Esmesuranza è espressione frequentissima nelle laudi e definisce la sproporzione tra l’offerta dell’amore di Dio e la capacità di comprendere della creatura umana. L’amore per Dio e per suo Figlio non è conseguenza di un atto di volontà ferrea ed è meno che mai meritato, si legge nell’intervento di Alvaro Cacciotti. Si tratta di un amore donato capace di trasformare ogni precedente forma di vita; in questa ottica Iacopone non insegue un ordine morale, ma descrive la «reale dinamica dell’incontro con l’Altro».

E nella rinnovata intuizione figurativa dell’incontro evangelico, che proprio in quei decenni acquista rilievo innovativo grazie a san Francesco e ai cicli giotteschi, l’iconografia devozionale ritrae la singolare figura del poeta tuderte, per lo più smagrito, con il saio francescano consumato, intento alla preghiera o alla contemplazione mistica, come riferisce Mirko Santanicchia.
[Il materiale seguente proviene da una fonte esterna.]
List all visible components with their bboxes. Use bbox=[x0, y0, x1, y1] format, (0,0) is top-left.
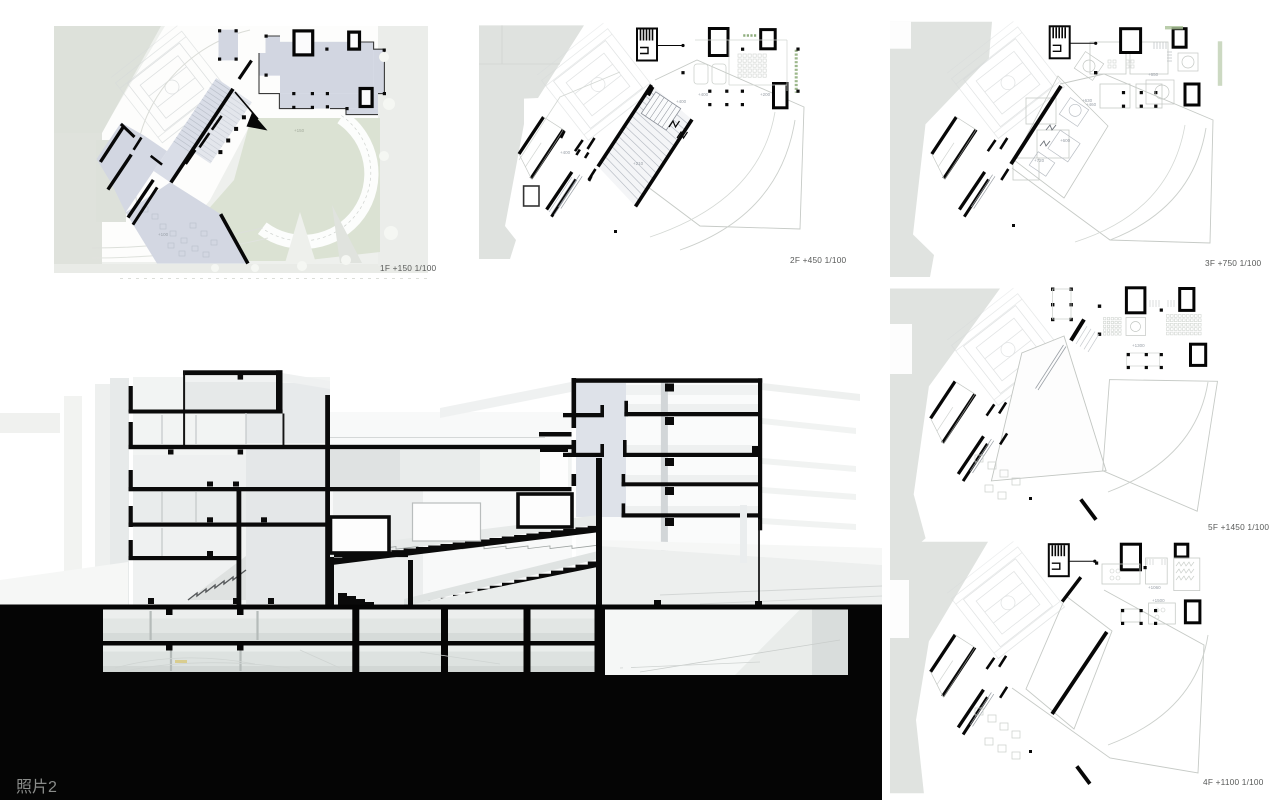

La maggior parte delle immagini del beato corredano le edizioni a stampa delle Laudi, con tre eccezioni molto diverse tra loro quali il celebre dipinto di Paolo Uccello nel duomo di Prato (1435) e i più antichi ritratti di due chiese di Todi, San Silvestro e San Fortunato. Immagini da cui è possibile trarre un articolato discorso sulla fortuna della personalità di Iacopone nei secoli successivi alla morte, ma che non mancano di suggestionare artisti contemporanei del calibro di Sironi, Dorazio, Cagli, Giacomo Manzù (illustra le edizione delle Laudi per le edizioni Uomo, 1945) e un giovanissimo Giovanni Testori (sempre nel 1945, illustra una scelta di Laudi per la Gorlich) che si rivolgono a Iacopone per esprimere con tratti figurativi originali una dolente pietas non priva della tenue luce della speranza cristiana nei confronti dell’uomo vilipeso e lacerato dalle atrocità del conflitto mondiale.